La Duras non baciava con la lingua
Di solito si scrivono autobiografie per raccontare agli altri quanto si è stati fichi fin dall'inizio, cioè almeno dall'infanzia. I pensieri originali, il magnifico talento forse per un attimo incompreso, centinaia di pagine di seria (un po' noiosa) eccezionalità.
Di solito si scrivono autobiografie per raccontare agli altri quanto si è stati fichi fin dall'inizio, cioè almeno dall'infanzia. I pensieri originali, il magnifico talento forse per un attimo incompreso, centinaia di pagine di seria (un po' noiosa) eccezionalità. A leggere le “Memorie di una ragazza perbene”, di Simone de Beauvoir, si scopre soltanto che lei era stata da sempre lì, seduta al Cafè Flore con Sartre, anche mentre imparava a camminare. A cinque anni era già saccente: “Tenuta per mano dalla zia Marguerite, che non sapeva gran che come parlarmi, mi domandai: ‘Come mi vede, lei?' e provai un acuto senso di superiorità (…) mi ripromisi che quando sarei stata grande non avrei dimenticato che a cinque anni si è una persona completa”. Si rivivono i ricordi in chiave eroica e li si offrono al mondo per renderlo migliore, o almeno consapevole del privilegio di avere ospitato una persona così. Forse allora Marguerite Duras (quasi coetanea di Simone de Beauvoir ma con infanzia indocinese invece che parigina), quando teneva i diari su quaderni di scuola con la copertina rigida e poi li chiudeva negli armadi blu, pensava che per la gloria bastavano i romanzi. Così i “Quaderni della guerra e altri testi” (appena pubblicati da Feltrinelli) sono belli, ed è bello soprattutto il Quaderno rosa marmorizzato (pieno anche di scarabocchi infantili del figlio Jean), in cui la Duras racconta di sé bambina e poi ragazzina alle prese con l'innamorato indocinese (“L'amante” l'hanno letto, o almeno visto, tutti, e sembrava un grande amore).
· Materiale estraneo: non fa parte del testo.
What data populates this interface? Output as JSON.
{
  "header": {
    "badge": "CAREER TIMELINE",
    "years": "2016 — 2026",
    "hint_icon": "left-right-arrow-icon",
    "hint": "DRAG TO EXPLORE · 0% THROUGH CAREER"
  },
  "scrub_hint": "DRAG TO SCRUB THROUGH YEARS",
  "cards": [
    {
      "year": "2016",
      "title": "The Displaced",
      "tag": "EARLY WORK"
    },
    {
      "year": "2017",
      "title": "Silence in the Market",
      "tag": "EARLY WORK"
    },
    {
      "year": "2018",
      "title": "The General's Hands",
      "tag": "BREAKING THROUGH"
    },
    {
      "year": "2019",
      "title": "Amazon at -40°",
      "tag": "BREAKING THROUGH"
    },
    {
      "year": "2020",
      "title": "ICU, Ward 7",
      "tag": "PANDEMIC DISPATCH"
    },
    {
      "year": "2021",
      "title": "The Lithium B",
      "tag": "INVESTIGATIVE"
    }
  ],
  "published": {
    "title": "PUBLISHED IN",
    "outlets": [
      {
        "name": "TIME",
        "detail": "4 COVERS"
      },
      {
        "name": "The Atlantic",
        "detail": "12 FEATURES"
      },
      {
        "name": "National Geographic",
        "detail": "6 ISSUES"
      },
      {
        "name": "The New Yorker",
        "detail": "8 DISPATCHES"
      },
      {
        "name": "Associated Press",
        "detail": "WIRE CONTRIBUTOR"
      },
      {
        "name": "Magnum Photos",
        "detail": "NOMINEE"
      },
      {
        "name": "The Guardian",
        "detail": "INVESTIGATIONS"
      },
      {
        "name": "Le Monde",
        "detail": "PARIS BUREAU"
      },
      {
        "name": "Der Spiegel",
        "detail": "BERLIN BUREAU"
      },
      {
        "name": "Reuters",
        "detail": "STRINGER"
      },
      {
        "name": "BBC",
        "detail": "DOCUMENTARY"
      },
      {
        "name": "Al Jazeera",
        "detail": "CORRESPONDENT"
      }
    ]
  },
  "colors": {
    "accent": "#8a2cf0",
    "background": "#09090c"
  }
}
La Duras era povera e si vergognava moltissimo di esserlo, pensava tutto il tempo ai soldi, andava male a scuola e “oltre al fatto di essere priva di fascino e vestita in un modo di cui è difficile rendere il grottesco, non mi distinguevo certo per bellezza”. Racconta nel quaderno, più o meno negli anni in cui la De Beauvoir pubblicava “Il secondo sesso”, le botte col bastone di sua madre, gli insulti del fratello maggiore (“piattola schifosa”, “sacco di merda”, “subdola serpe”, e peggio), non teme di rovinarsi l'immagine (“Ce n'erano altri, di epiteti, e il non ricordarli mi dà una grande tristezza. Non posso sentirli senza che mi salga nell'anima il sapore stesso della mia gioventù, delle collere vive e selvagge dei miei quindici anni”). Stava antipatica a tutti e i professori la mettevano in fondo alla classe per non vederla. Soprattutto, racconta la verità sull'Amante: era un indigeno basso e butterato (Léo), che però possedeva una macchina bellissima, una Morris Léon-Bollée su cui Marguerite si faceva scarrozzare (e in cui la sera si infilava tutta la famiglia della Duras, compresa la madre, per andare nei locali notturni a sbafo). Lei con lui ballava soltanto il tango, perché al tango le lampade si spegnevano e così non doveva vergognarsi di stare stretta a Léo. Il fratello lo chiamava “il feto”, ma grazie ai soldi che Marguerite si faceva dare dal feto sfumò gli insulti (da “piattola” passò a “cagna che se la fa con gli indigeni”). “Ero innamorata di Léo anche quando pagava le cene fredde e lo champagne nei locali”. Per il resto di quel grande amore famoso e immortale, la Duras sputò per un giorno e una notte interi quando Léo in macchina provò a baciarla con la lingua, e gli si concesse una volta sola in due anni, con ripugnanza.